Il a regardé l'interview. Il a compris. Il me répond. J'essuie à nouveau mes yeux et je renifle, puis je sors délicatement un petit bouton de la boite pour l'observer de plus près. Il s'agit d'une silhouette de chat en or blanc, avec deux minuscules obsidiennes pour figurer les yeux. Ils sont discrets, délicats, et objectivement ravissants, même s'ils avaient été dénués de signification je les aurais adorés. Depuis que je suis officiellement fiancé et que je dois paraître au monde, l'ancien Markus est de plus en plus souvent convoqué et j'en profite pour me faire offrir par la Présidence des costumes splendides. Et je voue depuis une passion sans borne aux boutons de manchette. Mais il est à présent certain que je ne pourrais plus porter que ceux-là et que les quatre autres paires que je possède déjà vont rester au placard. Tant pis. Jasper m'a entendu. Il sait que Chris est de notre côté, indépendamment du simple fait qu'il faut assurer notre survie.
— Ils sont magnifiques.
Chris s'est déplacé jusqu'à moi et a saisi l'autre bouton dans la boite. Je le surveille du coin de l'œil. Il en rit.
— Je n'oserais jamais te les piquer, t'en fais pas. J'ai bien trop peur de toi.
— J'espère bien !
— Je ne comprendrais jamais votre passion pour les costards et les bijoux. Moi quand j'ai fini ma journée de boulot il ne me tarde qu'une chose, c'est de le retirer pour trainer en jean ou en jogging.
— Les joggings c'est pour le sport ou pour dormir !
Chris me sourit. On a parlé en même temps.
— D'ailleurs Christopher je te préviens, demain je mets un trois pièces pour l'inauguration de j'sais pas quoi, où tu me traînes là. Pas question que ça soit toujours l'Alpha le plus élégant, merde.

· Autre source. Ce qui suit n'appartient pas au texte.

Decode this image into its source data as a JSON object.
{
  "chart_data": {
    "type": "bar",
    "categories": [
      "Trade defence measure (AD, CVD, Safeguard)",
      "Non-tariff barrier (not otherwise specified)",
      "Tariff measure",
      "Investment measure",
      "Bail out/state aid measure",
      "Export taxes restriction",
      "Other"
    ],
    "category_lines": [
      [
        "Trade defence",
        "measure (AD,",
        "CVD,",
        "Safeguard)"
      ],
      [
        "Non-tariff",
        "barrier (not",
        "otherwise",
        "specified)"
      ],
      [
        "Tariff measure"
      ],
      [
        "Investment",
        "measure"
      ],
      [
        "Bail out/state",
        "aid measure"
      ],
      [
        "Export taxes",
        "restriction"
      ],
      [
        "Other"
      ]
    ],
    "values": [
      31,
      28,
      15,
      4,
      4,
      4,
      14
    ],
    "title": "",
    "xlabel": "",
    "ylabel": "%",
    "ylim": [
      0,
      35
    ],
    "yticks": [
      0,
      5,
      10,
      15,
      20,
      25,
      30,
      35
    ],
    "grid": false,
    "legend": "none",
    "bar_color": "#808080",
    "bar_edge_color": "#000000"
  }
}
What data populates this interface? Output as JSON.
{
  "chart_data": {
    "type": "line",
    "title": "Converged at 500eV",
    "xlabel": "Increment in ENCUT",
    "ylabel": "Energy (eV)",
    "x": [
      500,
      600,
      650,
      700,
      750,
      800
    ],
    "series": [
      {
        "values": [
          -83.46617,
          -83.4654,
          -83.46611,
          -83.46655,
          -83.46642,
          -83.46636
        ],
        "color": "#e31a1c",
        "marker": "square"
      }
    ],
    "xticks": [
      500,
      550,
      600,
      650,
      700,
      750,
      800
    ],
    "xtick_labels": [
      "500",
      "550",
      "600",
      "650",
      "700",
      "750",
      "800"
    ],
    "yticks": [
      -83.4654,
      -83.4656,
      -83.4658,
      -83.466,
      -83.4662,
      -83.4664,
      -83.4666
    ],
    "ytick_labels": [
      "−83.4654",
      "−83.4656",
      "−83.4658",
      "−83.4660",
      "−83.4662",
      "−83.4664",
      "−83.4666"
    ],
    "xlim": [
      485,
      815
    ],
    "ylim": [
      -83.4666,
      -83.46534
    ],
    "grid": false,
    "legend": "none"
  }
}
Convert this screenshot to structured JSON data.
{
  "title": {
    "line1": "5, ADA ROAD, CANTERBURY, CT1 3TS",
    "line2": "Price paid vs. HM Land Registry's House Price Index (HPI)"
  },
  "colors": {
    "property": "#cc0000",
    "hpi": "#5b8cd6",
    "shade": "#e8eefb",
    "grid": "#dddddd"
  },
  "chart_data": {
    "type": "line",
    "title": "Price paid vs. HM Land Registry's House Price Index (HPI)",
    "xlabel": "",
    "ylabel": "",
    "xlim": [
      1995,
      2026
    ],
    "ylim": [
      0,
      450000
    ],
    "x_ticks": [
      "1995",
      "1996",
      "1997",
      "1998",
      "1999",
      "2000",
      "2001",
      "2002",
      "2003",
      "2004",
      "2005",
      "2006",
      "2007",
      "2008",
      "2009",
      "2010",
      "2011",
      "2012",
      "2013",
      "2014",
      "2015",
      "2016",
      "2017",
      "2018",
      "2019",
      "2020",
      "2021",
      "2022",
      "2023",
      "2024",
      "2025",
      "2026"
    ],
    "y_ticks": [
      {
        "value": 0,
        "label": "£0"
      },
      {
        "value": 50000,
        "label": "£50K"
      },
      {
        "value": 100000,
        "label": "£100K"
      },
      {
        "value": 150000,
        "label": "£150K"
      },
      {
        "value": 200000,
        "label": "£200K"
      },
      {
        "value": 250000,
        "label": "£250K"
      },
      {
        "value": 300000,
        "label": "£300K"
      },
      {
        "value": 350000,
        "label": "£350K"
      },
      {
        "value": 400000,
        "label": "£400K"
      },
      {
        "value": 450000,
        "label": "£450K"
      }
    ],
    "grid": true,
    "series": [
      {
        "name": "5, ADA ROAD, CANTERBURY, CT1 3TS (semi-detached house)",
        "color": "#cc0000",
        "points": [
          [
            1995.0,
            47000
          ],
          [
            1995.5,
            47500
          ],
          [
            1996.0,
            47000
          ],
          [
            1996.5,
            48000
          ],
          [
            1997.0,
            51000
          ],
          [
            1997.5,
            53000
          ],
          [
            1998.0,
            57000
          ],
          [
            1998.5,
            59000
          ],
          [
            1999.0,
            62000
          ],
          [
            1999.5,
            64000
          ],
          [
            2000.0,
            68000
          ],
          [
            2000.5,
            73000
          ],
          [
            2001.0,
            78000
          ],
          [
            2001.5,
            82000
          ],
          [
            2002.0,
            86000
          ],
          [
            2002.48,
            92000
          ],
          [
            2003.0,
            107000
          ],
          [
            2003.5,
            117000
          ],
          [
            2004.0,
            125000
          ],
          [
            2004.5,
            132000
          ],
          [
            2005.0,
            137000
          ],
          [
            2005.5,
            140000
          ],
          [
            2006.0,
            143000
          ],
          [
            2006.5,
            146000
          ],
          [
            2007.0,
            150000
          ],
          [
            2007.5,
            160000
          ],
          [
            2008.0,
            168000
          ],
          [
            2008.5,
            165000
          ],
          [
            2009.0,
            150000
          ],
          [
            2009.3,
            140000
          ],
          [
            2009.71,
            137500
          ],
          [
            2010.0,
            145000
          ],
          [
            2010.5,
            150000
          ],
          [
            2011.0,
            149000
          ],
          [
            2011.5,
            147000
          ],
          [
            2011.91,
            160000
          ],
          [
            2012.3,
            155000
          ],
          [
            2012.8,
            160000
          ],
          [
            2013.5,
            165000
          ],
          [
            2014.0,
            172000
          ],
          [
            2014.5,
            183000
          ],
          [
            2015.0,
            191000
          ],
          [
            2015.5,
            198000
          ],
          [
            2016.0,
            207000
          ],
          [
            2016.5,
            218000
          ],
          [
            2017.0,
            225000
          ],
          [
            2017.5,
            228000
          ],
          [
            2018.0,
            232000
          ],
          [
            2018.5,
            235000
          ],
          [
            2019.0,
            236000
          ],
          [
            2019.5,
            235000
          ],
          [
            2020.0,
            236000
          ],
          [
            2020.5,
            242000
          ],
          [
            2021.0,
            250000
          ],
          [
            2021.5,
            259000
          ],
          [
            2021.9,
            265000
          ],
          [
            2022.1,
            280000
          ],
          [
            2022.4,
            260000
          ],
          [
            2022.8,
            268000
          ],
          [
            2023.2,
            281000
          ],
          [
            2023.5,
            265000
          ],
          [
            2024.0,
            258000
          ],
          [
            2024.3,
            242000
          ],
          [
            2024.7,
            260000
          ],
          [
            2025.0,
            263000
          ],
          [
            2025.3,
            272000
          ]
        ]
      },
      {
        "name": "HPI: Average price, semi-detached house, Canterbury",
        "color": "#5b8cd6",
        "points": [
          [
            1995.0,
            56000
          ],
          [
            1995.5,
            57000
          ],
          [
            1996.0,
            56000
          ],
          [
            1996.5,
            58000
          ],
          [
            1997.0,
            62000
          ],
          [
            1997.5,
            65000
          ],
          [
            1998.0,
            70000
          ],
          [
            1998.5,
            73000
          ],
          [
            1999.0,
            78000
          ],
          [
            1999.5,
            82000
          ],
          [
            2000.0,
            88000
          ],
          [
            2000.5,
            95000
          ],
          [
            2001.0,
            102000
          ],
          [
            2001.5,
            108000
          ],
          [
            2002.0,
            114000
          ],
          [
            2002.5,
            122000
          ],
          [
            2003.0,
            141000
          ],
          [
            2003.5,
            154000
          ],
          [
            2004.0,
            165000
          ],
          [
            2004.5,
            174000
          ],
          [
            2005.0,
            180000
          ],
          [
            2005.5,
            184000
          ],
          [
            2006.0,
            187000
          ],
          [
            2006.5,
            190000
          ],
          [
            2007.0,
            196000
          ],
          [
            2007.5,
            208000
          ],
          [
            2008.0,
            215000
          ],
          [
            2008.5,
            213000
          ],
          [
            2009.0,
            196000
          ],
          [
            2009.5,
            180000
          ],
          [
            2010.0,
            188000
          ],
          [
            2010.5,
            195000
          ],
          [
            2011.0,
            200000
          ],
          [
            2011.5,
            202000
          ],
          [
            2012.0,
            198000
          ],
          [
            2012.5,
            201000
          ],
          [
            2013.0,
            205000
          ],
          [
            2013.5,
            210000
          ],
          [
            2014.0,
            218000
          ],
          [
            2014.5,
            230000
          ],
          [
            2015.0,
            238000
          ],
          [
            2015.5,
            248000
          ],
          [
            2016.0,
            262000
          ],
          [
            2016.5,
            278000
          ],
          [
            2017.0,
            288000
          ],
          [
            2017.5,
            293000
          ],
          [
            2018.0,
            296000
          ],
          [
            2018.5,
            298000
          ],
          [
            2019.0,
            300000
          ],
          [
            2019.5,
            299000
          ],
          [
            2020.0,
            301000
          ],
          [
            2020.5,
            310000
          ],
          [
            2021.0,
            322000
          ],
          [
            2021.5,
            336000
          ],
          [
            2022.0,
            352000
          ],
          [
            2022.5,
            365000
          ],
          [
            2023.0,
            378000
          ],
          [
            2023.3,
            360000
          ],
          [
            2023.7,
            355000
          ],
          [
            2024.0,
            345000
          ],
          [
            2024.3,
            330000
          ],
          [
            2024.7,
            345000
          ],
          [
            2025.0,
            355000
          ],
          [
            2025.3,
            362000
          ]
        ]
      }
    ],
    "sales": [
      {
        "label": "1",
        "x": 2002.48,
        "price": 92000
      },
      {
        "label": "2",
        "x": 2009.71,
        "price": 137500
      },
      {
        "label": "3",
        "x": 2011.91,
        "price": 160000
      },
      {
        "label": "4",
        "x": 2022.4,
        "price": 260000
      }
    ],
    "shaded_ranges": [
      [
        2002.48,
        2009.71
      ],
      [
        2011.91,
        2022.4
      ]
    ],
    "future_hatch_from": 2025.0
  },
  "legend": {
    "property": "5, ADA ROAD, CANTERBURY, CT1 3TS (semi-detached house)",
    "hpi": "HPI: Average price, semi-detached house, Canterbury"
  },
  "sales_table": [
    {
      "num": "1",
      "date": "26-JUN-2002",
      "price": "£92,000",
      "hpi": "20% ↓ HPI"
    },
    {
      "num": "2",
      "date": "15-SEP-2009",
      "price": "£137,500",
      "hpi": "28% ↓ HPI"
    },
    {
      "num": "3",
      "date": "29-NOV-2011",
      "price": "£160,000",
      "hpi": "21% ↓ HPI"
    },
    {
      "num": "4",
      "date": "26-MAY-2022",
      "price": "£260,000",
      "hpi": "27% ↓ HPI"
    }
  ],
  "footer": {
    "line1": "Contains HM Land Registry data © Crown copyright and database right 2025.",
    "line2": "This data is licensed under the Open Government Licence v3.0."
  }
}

— Ok, Ok, je la jouerai décontracté avec un col roulé sous ma veste et tu seras la vedette. Les femmes vont se pâmer et les boutiques vont encore se faire dévaliser. Tu es une publicité ambulante pour les marques de luxe, tu sais ça au moins ?
— Peut-être. Pas mon problème, les gens font bien ce qu'ils veulent de leur argent. Moi je veux juste ruiner ta mère !
Il glousse. Bien entendu nous savons que c'est faux, et que je n'ai droit qu'à l'argent qui m'est alloué mensuellement. Plus les cadeaux que me fait mon fiancé. Je sais que demain matin, Rémi ira dans la boutique d'où vient le cadeau de Jasper et achètera exactement les mêmes. Peut-être Jasper l'a-t-il imaginé aussi, car il a laissé la carte de la boutique dans la boite. Je ne peux pas apparaître en public avec le moindre objet dont je ne puisse citer la provenance. Mais si Rémi scrolle sur son téléphone avec la carte à la main, c'est que je peux dormir tranquille : dès demain, les bijoux seront officiellement à moi, et je pourrai les porter partout.
— Bon, on s'y met ?
Rémi a rangé son téléphone et Chris dépose délicatement mon bouton de manchette à côté de celui que je viens de ranger. Je me lève à mon tour mais je prends soin d'aller déposer tous mes trésors dans ma chambre : pas question que des phéromones d'autres Alphas n'aillent se glisser dans les vêtements que je vais coller sous mon nez pour dormir. Je vérifie même deux fois que la porte est bien fermée avant de me concentrer sur mon entrainement au maniement des phéromones.